Once you have power wired up to your power supplies and all of the panel is wired for power, break out your F16V3 controller you bought either get a usb wall wart and cut the wires so you can get 5 volts to your controller or solder a long positive and negative wire from your power supply bus on your panel so you can supply 5 volts to your controller. I used a 5 volt wall wart power pack tp power my controller so I could test each panel.
Note – before you power up your controller, there are jumpers that need to be set so it will run on 5 volts. Make sure you download the manual and set the jumpers correctly.
Once you have power going to your controller, you can wire up 2 data lines from your controller to your full panel. Remember that a full panel has 2 9 column sections. This uses two data ports on your controller. The data ports on your controller are connected to your panel through a set of two wires for each 9 column section (ground/negative and a data line). You do not want the controller supplying the power to your matrix since it cannot supply enough power. That is what the power injection was for. We are just supplying data from the controller, not any voltage lines.
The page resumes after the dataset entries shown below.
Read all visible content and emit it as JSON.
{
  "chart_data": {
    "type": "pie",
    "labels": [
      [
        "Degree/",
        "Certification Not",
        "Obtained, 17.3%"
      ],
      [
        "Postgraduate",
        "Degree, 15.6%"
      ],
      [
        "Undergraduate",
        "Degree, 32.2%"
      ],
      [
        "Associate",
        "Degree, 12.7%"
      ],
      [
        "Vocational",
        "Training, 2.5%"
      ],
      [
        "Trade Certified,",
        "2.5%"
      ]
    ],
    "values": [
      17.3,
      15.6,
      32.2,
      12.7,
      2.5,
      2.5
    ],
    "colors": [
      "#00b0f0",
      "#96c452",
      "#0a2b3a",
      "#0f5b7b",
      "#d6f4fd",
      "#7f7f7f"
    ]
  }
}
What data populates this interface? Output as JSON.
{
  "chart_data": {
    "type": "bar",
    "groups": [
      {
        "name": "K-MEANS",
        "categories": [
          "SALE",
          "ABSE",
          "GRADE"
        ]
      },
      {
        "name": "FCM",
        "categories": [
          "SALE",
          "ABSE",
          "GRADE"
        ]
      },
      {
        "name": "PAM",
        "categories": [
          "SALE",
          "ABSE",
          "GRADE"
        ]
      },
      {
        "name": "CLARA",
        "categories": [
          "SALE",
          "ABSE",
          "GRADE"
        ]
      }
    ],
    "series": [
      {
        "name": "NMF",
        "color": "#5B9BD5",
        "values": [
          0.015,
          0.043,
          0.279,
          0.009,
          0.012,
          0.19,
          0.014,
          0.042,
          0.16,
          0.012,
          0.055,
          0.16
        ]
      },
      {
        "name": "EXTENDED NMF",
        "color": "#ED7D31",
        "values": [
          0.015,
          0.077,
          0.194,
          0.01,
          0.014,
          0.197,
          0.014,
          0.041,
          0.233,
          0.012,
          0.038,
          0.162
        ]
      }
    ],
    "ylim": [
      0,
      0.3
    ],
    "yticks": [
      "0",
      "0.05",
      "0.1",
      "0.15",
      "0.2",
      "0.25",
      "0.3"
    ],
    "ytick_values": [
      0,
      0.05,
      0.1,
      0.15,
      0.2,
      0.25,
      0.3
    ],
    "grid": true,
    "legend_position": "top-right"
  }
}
Prepare 2 data lines to test with to connect your controller to the full panel you built. Take a section of 2 longer wires and strip the two wires on both ends. The controller came with a bunch of plug in connectors. Look on the controller board as to where the wires should be placed on the connector. You only want ground and data. Not 5v. Put the two wires into the connector. You will do this for both of the test wires for the two sections. On the other end of the wires, you will need to wire a male 3 prong plug on the end that will mate up with the 2 plugs hanging off of your full panel sections. When looking at the full panel from the front, the very left connector will be port 1 and the second port 2. Plug the connectors into the controller you just put the wires into. Plug the other ends you just made into the connectors on your full panel.
Plug into an AC wall receptacle, two AC cords from your 2 power supplies on the full panel. Plug in your controller wall wart to turn on the controller. The controller will boot up. Don’t worry at first if you see random lights lit up during the controller boot up. They will go out once it is booted.
The controller has a test button. It is on the very right of the display. Press and hold the test button and the LED panel should spring to life cycling through colors. If it doesn’t… you have something wrong somewhere. Unplug everything. Start at the beginning and check you AC power wires. Check your 5 volt lines powering the LEDs. Check you data lines running to the controller. Verify that everything is hooked up correctly. Keep troubleshooting until you get the test to work.
Below is a video of the of the controller test running.
Once you get your panels running… you have 7 more duplicate panels to wire. Do them exactly as you wired your first panel. All 8 full panels are all duplicates of each other. 8 full panels make up the 32 feet wide LED Matrix. Just seeing one panel power up and run the test will make you jump for joy. It’s a beautiful thing when something you just created comes to life.